In a piece written in early February about Dolours Price who had died just over a week earlier I referred to the death at 26 of Aaron Swartz, the young US internet activist. The common denominator was that Carmen Ortiz, the politically ambitious but cruel Massachusetts prosecutor, was central to both cases and wholly indifferent to the people she pursued. She hounded Dolours Price over the Boston College archive tapes and and she hounded Aaron Swartz over illegally accessing academic journals from JSTOR. Both died in the course of their separate but related battles against her.
Aaron Swartz may have ended his life by his own hand in his Brooklyn apartment one Friday in January, but there was pressure being exerted by another hand. For sure it was suicide but it was also death by bullying.

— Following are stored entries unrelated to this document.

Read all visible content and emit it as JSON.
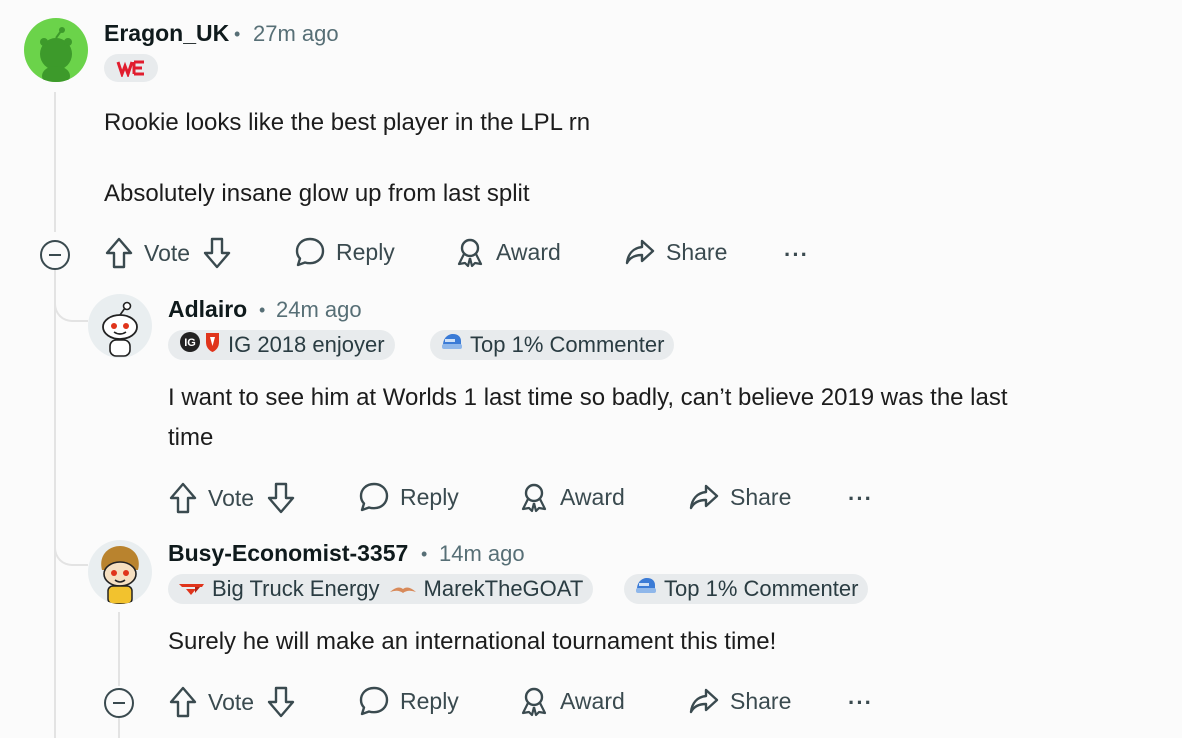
{
  "comments": [
    {
      "username": "Eragon_UK",
      "time": "27m ago",
      "flairs": [
        {
          "text": "",
          "icon": "we-team-logo-icon"
        }
      ],
      "body": [
        "Rookie looks like the best player in the LPL rn",
        "Absolutely insane glow up from last split"
      ],
      "actions": {
        "vote": "Vote",
        "reply": "Reply",
        "award": "Award",
        "share": "Share",
        "more": "···"
      }
    },
    {
      "username": "Adlairo",
      "time": "24m ago",
      "flairs": [
        {
          "text": "IG 2018 enjoyer",
          "icon": "ig-team-logo-icon"
        },
        {
          "text": "Top 1% Commenter",
          "icon": "top-commenter-icon"
        }
      ],
      "body": [
        "I want to see him at Worlds 1 last time so badly, can’t believe 2019 was the last",
        "time"
      ],
      "actions": {
        "vote": "Vote",
        "reply": "Reply",
        "award": "Award",
        "share": "Share",
        "more": "···"
      }
    },
    {
      "username": "Busy-Economist-3357",
      "time": "14m ago",
      "flairs": [
        {
          "text": "Big Truck Energy",
          "icon": "tes-team-logo-icon",
          "text2": "MarekTheGOAT",
          "icon2": "mustache-icon"
        },
        {
          "text": "Top 1% Commenter",
          "icon": "top-commenter-icon"
        }
      ],
      "body": [
        "Surely he will make an international tournament this time!"
      ],
      "actions": {
        "vote": "Vote",
        "reply": "Reply",
        "award": "Award",
        "share": "Share",
        "more": "···"
      }
    }
  ],
  "separator": "•",
  "colors": {
    "meta": "#576f76",
    "flair_bg": "#e8ebed",
    "thread_line": "#e3e3e3",
    "avatar_green": "#6bd34a"
  }
}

Aaron Swartz was something of an internet genius who had neither time nor patience for toll bridges mounted as obstacles on the information freeway.
By the age of 14:
Aaron gave us RSS—the syndication protocol that feeds information across the Net automatically. Two years later, he developed the technical architecture for Creative Commons—a system of free copyright licenses authorizing people to share creative work freely. He later helped build the Open Library, to catalog books online. He liberated, legally, a database (known as PACER) of government-owned court documents, thus lowering the cost of many legal services. He provided a key technical component to the news site Reddit, becoming an equal partner in that incredibly successful company. And just before his death, he was completing work on a suite of tools to make online activism insanely more effective.All of which caused the FBI to hate him and then harass him in cohorts with the Prosecutor's office. The internet activist and relentless campaigner against censorship faced lengthy jail time plus fines so incredibly high even a greedy banker could never afford to pay them for 'downloading a bunch of obscure academic treatises without a subscription ... not to make a buck, but to make a point.’

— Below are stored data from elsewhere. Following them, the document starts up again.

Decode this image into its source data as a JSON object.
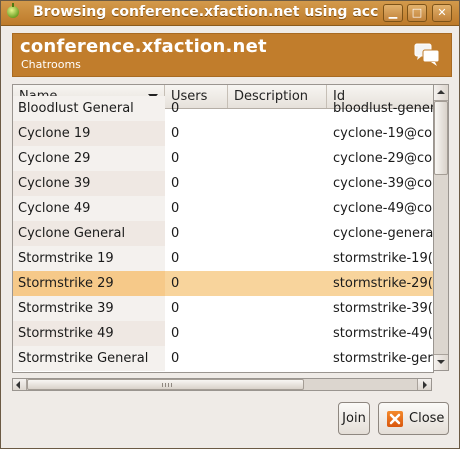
{
  "window": {
    "title": "Browsing conference.xfaction.net using account"
  },
  "header": {
    "title": "conference.xfaction.net",
    "subtitle": "Chatrooms"
  },
  "table": {
    "columns": [
      "Name",
      "Users",
      "Description",
      "Id"
    ],
    "partial_row": {
      "name": "Bloodlust General",
      "users": "0",
      "description": "",
      "id": "bloodlust-gener"
    },
    "rows": [
      {
        "name": "Cyclone 19",
        "users": "0",
        "description": "",
        "id": "cyclone-19@co"
      },
      {
        "name": "Cyclone 29",
        "users": "0",
        "description": "",
        "id": "cyclone-29@co"
      },
      {
        "name": "Cyclone 39",
        "users": "0",
        "description": "",
        "id": "cyclone-39@co"
      },
      {
        "name": "Cyclone 49",
        "users": "0",
        "description": "",
        "id": "cyclone-49@co"
      },
      {
        "name": "Cyclone General",
        "users": "0",
        "description": "",
        "id": "cyclone-genera"
      },
      {
        "name": "Stormstrike 19",
        "users": "0",
        "description": "",
        "id": "stormstrike-19("
      },
      {
        "name": "Stormstrike 29",
        "users": "0",
        "description": "",
        "id": "stormstrike-29("
      },
      {
        "name": "Stormstrike 39",
        "users": "0",
        "description": "",
        "id": "stormstrike-39("
      },
      {
        "name": "Stormstrike 49",
        "users": "0",
        "description": "",
        "id": "stormstrike-49("
      },
      {
        "name": "Stormstrike General",
        "users": "0",
        "description": "",
        "id": "stormstrike-ger"
      }
    ],
    "selected_index": 6
  },
  "buttons": {
    "join_label": "Join",
    "close_label": "Close"
  },
  "icons": {
    "app": "pidgin-icon",
    "header": "chat-bubbles-icon",
    "close": "close-x-icon"
  }
}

It was clear that Swartz was vulnerable and at risk of suicide yet callousness prevailed in the office of the prosecutor. Elliot Peters a lawyer acting for Swartz was scathing of that office:
There was such rigidity with the people we were dealing with ... I couldn’t find anyone in that office to talk about proportionality and humanity. It was driven by a desire to turn this into a significant case, so that some prosecutor could put it in his portfolio.

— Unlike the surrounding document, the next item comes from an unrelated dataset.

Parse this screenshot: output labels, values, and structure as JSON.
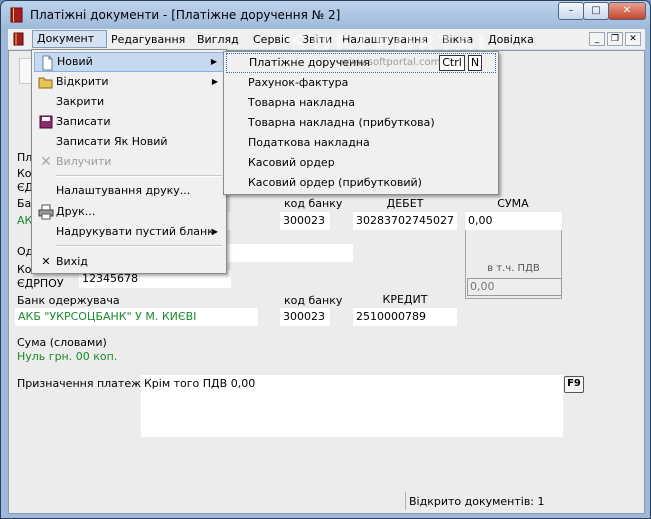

After his death Carmen Ortiz released a statement expressing her sorrow but which quickly moved to exculpate both her and fellow prosecutors, claiming that they accepted there was no evidence against Swartz that he acted out of financial greed and for that reason were only seeking a light sentence. The writer Mike Masnick rubbished this as ‘totally bogus ... complete hogwash’, pointing out that time after time prosecutors piled on more charges which brought the potential time he faced in jail from anything up to 50 years.
With the NSA mass surveillance being exposed some months after the death of Aaron Swartz, it can hardly shock us to learn that in the struggle for civil liberties against state encroachment Swartz is being compared to Edward Snowdon. His death has deprived that struggle of one of its most crucial assets.